English edit

Pronunciation edit

  • (file)

Verb edit

make the weather (third-person singular simple present makes the weather, present participle making the weather, simple past and past participle made the weather)

  1. (chiefly UK, idiomatic) To be extraordinarily effective, especially when in a position of authority.
    • 2008, John le Carré, A Most Wanted Man, →ISBN, page 303:
      And at three o'clock this afternoon: Eureka! He had it in his hand, a flimsy brown file plucked from the catacombs of the public prosecutor's office. It was marked for destruction but by a miracle had escaped the flames.

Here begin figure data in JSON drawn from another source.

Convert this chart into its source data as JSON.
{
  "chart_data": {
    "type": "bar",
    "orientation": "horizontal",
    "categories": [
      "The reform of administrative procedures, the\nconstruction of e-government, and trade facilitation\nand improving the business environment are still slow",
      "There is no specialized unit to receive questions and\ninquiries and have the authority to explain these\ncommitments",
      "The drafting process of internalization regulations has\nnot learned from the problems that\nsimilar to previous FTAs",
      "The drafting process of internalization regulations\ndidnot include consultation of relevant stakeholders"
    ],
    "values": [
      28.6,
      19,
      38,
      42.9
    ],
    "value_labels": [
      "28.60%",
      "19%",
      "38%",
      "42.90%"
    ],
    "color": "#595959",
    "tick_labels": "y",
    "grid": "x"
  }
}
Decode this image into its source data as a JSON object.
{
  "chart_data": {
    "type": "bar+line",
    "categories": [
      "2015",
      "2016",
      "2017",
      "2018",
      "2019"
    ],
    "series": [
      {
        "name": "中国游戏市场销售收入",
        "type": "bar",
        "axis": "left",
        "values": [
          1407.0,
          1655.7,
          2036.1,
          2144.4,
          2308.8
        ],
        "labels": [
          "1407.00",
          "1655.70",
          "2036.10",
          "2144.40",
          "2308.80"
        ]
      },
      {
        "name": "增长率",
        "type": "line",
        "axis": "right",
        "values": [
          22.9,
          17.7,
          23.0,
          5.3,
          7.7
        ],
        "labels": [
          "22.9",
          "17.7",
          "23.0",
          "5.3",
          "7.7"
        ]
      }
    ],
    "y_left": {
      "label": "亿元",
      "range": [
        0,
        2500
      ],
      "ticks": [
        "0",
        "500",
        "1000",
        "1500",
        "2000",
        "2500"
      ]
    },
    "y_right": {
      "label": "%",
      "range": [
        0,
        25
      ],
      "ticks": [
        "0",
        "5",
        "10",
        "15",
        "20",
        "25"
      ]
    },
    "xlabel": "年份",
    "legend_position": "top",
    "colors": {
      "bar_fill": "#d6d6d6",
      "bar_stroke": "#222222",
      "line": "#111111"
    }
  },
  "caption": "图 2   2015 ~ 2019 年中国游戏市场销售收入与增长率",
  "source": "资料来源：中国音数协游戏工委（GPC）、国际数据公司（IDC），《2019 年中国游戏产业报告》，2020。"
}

Bachmann had once more made the weather.
    • 2013 April 9, Philip Hensher, “Britain without Margaret Thatcher”, in Guardian, UK, retrieved 27 August 2018:
      To try to imagine what the country would have looked like without the dominant politician of the past 60 years is a dizzying exercise. Margaret Thatcher made the weather.
    • 2016, Peter Marsh, “Did Joseph Chamberlain Really ‘Make the Weather’?”, in I. Cawood, C. Upton, editors, Joseph Chamberlain, →ISBN, page 1:
      Winston Churchill recalled Joseph Chamberlain as "incomparably the most live, sparkling, insurgent, compulsive figure in British affairs" at the end of the nineteenth century. He was "the one", said Churchill, "who made the weather".
    • 2018 April 9, Ellen Barry, “Europe: A Drifting UKIP Ousts Leader at Center of Racism Row”, in New York Times, retrieved 27 August 2018:
      "You cannot get away from the fact that they have made the weather, politically, on two issues, on forcing the referendum and on the question of migration," he said. "They’ve had more of an influence than you would expect from a party that only won one parliamentary election."